Die Lawine in Longyearbyen war offensichtlich das Spitzbergen-Thema, das die Leute vor Ort und die interessierte Welt über Weihnachten beschäftigt hat. Die akute Phase ist erst mal vorbei. Die Evakuierungen werden teilweise mindestens bis zum 1.1.2016 aufrecht erhalten, auch da nun wieder ungünstiges Wetter mit Wind, Niederschlag und Temperaturen um den Nullpunkt herrscht. Es wird also noch dauern, bis die Betroffenen wieder in ihr tägliches Leben zurückkehren können, soweit dies überhaupt wieder möglich sein wird. Einige sind bereits in neue Häuser gezogen. Und für das zweijährige Mädchen und den 42-jährigen Mann, die ihr Leben im Schnee ließen, ist sowieso alles auf tragische, traurige Weise abrupt zu Ende gegangen. Für ihre Angehörigen wird das Leben nie wieder so sein wie früher.
Ihr Leben ist abrupt zu Ende gegangen, und natürlich hat niemand am Samstag vor Weihnachten mit der Lawine gerechnet. Allerdings stellt sich nun die Frage, ob die Lawine tatsächlich so unerwartet war, wie es zunächst zu lesen und zu hören war. Tatsächlich sind Lawinen ein Thema, mit dem man sich in Longyearbyen schon seit Jahren beschäftigt. Markus Eckerstorfer hat sich in seiner Doktorarbeit mit der Lawinengefahr in Longyearbyen beschäftigt. In einem Interview mit der norwegischen Zeitung VG weist Eckerstorfer darauf in, dass die Lawinengefahr im betroffenen Gebiet schon 2001 in einem Bericht beschrieben worden ist. Auch später hat man sich in Forschung und Unterricht mit der offensichtlich bekannten Lawinengefahr beschäftigt. Die Gemeindeverwaltung von Longyearbyen (Lokalstyre) hat 2012 selbst darauf hingewiesen, dass Teile von Longyearbyen lawinengefährdet sind und dass Maßnahmen wie technische Sicherung und bei Bedarf Evakuierungen notwendig sein können. Dabei sind nicht nur die bekannten Gefahren durch Steinschlag und Bergsturz v.a. für den Ortsteil Nybyen, sondern auch Schneelawinen gemeint: so ist explizit die Möglichkeit erwähnt, gefährliche Schneewechten präventiv zu sprengen. Auch wenn die Lawine vor Weihnachten nicht von einer Wechte ausging, sondern am Hang abriss, ist doch klar, dass man Schneelawinen auf dem Schirm hatte. In Nybyen hat es in den letzten Jahren bereits Lawinen gegeben, die bis dicht vor die Häuser und die Straße reichten.

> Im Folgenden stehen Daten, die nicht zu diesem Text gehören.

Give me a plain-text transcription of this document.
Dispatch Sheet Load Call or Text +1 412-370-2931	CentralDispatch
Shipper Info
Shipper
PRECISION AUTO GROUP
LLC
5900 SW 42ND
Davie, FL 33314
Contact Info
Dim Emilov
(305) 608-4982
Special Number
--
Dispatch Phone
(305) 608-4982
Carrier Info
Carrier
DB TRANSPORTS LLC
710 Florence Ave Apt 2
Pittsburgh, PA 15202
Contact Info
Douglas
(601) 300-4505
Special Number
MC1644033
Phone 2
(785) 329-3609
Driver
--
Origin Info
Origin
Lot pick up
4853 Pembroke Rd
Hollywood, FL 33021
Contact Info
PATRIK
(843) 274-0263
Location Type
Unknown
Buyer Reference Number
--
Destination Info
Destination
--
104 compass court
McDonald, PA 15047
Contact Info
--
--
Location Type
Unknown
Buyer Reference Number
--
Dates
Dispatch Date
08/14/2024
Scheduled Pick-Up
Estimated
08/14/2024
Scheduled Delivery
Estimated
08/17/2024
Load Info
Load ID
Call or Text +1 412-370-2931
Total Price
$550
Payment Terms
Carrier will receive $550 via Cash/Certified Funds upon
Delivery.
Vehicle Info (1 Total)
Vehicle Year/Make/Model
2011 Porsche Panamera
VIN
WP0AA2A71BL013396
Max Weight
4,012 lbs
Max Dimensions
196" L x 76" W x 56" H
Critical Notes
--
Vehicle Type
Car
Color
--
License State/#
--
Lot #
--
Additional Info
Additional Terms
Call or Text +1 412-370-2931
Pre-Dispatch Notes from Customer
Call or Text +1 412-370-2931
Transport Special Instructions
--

Eckerstorfer weist im Interview auch explizit darauf hin, dass die Wetterlage mit starkem Ostwind, wie sie zum Unglück vor Weihnachten führte, als starker auslösender Faktor für die Lawinengefährdung bekannt war. Ohne dass konkrete Vorwürfe an bestimmte Institutionen oder gar Personen gerichtet werden, steht die Frage nach Verantwortung im Raum.
Angesichts zweier Todesopfer, der Zerstörung von elf Wohnhäusern, der nun für alle offensichtlichen Gefährdung auch weiterer bewohnter Häuser und dem mittlerweile bekannten Umstand, dass man von Glück sprechen muss, dass die Anzahl der Opfer nicht noch deutlich höher liegt, wird man der Frage nach Verantwortung und Konsequenzen nun kaum noch ausweichen können.
Schon vor der Lawine vor Weihnachten wurde immer wieder gefordert, Longyearbyen in Norwegens Lawinenwarnsystem einzubeziehen. Vorher wurde viel und lange darüber geredet, aber nun ging es plötzlich schnell: jetzt gibt es auf varsom.no zumindest vorläufig Informationen zur aktuellen Lawinengefährderung in Longyearbyen.